SAN JOSE, CA, Jan. 24, 2008 -- The Santa Clara Valley Water District is taking aggressive steps to determine if the invasive species, zebra mussel, is in any of its reservoirs, creeks or other water delivery systems.
The action follows the discovery of zebra mussels in San Justo Reservoir, which is in neighboring San Benito County. San Justo Reservoir receives its water from San Luis Reservoir, which is also one of the water district's main sources for imported water.
Zebra mussel is an invasive shellfish that can clog water pumps and pipes and could potentially wreck havoc on the state's water system. The shellfish are commonly transported between reservoirs by recreational boats. Bay Area boaters often frequent a number of reservoirs, which means the chance of the mussels spreading is significant.
"The spread of both quagga mussels and zebra mussels have created enormous problems in other parts of the country. We know that early intervention is the most effective strategy in controlling the mussels," said water district board chair Rosemary Kamei. "That's why we're taking proactive steps now to find out if they are in any of our reservoirs."

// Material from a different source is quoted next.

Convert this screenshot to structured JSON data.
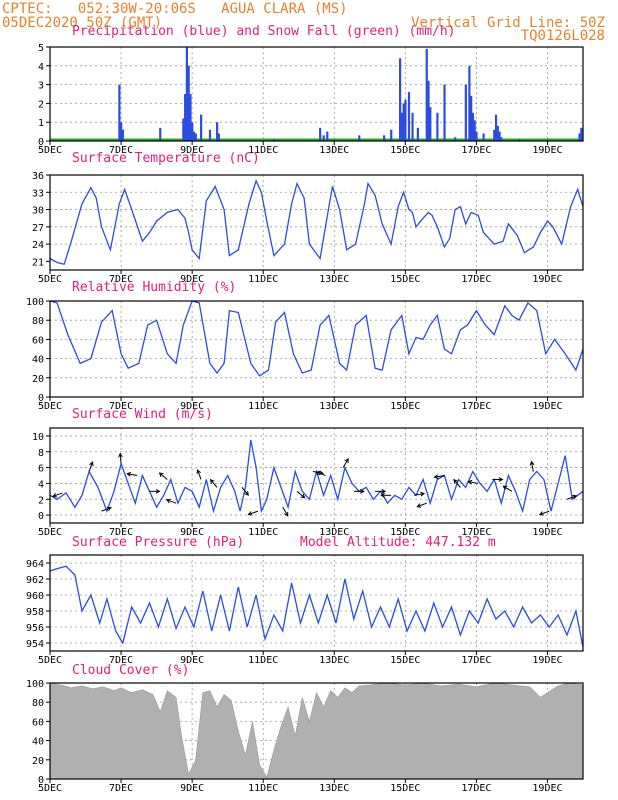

In the wake of the latest development, the water district is in the process of taking the following actions:
1. The water district is aiding California Department of Fish and Game (DFG) and the Department of Water Resources (DWR) in assessing whether the zebra mussels at San Justo Reservoir originated in San Luis Reservoir. The water district is inspecting its intake facilities in San Luis Reservoir. It is also working with DFG to perform subsurface inspections of its local reservoirs.
2. Test plates will be installed at Calero and Anderson reservoirs and at the intake facilities at San Luis Reservoir. The test plates are a Plexiglas substrate that is commonly used to detect colonies of zebra or quagga mussels. The plates will remain in the reservoirs for at least a month before any conclusions can be made.

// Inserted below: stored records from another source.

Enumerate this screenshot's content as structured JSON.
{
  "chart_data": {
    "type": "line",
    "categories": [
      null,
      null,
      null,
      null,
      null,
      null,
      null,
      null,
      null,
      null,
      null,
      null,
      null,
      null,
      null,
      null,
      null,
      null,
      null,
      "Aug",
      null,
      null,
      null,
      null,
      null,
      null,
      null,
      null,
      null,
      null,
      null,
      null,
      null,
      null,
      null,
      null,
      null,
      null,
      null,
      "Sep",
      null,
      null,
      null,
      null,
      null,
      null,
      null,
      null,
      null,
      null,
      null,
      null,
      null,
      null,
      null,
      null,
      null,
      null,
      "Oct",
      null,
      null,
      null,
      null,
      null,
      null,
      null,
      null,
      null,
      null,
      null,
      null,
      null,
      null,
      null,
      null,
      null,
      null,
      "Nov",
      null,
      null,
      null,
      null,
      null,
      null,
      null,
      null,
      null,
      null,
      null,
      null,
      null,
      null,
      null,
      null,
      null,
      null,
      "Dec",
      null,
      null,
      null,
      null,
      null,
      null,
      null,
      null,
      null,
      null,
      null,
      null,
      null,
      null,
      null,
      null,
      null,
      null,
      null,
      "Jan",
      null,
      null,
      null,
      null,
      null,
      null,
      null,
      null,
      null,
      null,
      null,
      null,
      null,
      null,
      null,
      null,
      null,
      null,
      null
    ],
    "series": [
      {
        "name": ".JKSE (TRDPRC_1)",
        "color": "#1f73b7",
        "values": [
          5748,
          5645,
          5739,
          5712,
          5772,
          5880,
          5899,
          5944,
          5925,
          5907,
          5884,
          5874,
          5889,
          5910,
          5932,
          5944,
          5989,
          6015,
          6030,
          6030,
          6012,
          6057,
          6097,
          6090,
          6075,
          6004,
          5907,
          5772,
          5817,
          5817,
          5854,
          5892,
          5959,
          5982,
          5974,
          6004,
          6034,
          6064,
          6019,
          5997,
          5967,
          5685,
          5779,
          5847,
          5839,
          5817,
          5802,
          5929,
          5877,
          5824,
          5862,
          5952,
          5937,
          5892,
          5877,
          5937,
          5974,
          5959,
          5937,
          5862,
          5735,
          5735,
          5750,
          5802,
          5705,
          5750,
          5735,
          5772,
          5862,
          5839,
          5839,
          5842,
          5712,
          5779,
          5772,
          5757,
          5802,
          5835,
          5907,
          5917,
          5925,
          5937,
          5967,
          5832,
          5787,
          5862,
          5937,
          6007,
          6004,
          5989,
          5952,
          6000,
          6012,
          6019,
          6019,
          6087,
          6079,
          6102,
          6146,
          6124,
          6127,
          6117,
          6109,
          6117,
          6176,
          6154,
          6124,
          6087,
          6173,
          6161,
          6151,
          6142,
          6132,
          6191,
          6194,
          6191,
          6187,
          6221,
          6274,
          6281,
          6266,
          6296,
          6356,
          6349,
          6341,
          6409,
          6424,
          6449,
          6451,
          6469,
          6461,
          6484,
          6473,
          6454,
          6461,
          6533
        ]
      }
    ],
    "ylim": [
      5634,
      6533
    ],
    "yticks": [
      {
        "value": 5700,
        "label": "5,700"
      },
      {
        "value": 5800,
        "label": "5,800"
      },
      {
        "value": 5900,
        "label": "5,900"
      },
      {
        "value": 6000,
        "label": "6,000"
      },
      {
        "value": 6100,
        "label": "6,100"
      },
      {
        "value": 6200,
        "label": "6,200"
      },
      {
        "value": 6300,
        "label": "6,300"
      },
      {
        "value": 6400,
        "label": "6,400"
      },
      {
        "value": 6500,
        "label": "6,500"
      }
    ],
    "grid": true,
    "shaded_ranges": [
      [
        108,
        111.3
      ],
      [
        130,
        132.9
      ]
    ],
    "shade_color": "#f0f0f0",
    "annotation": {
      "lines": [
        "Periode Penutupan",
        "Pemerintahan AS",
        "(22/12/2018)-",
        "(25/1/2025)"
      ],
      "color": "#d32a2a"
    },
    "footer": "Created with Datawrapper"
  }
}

3. As a precaution, the water district has temporarily ceased bringing water from San Luis Reservoir into Calero and Anderson reservoirs.
On Jan. 9, 2008, DWR confirmed that zebra mussels were discovered in the San Justo Reservoir on Jan. 8. This was the first confirmation of a zebra mussel population in a California reservoir. Zebra mussels are closely related to quagga mussels which have been creating significant clogging issues in southern California water systems since early last year.
For more information regarding zebra mussels visit: http://www.dfg.ca.gov/quaggamussel/.
The Santa Clara Valley Water District manages wholesale drinking water resources and provides stewardship for the county's watersheds, including 10 reservoirs, hundreds of miles of streams and groundwater basins. The water district also provides flood protection throughout Santa Clara County.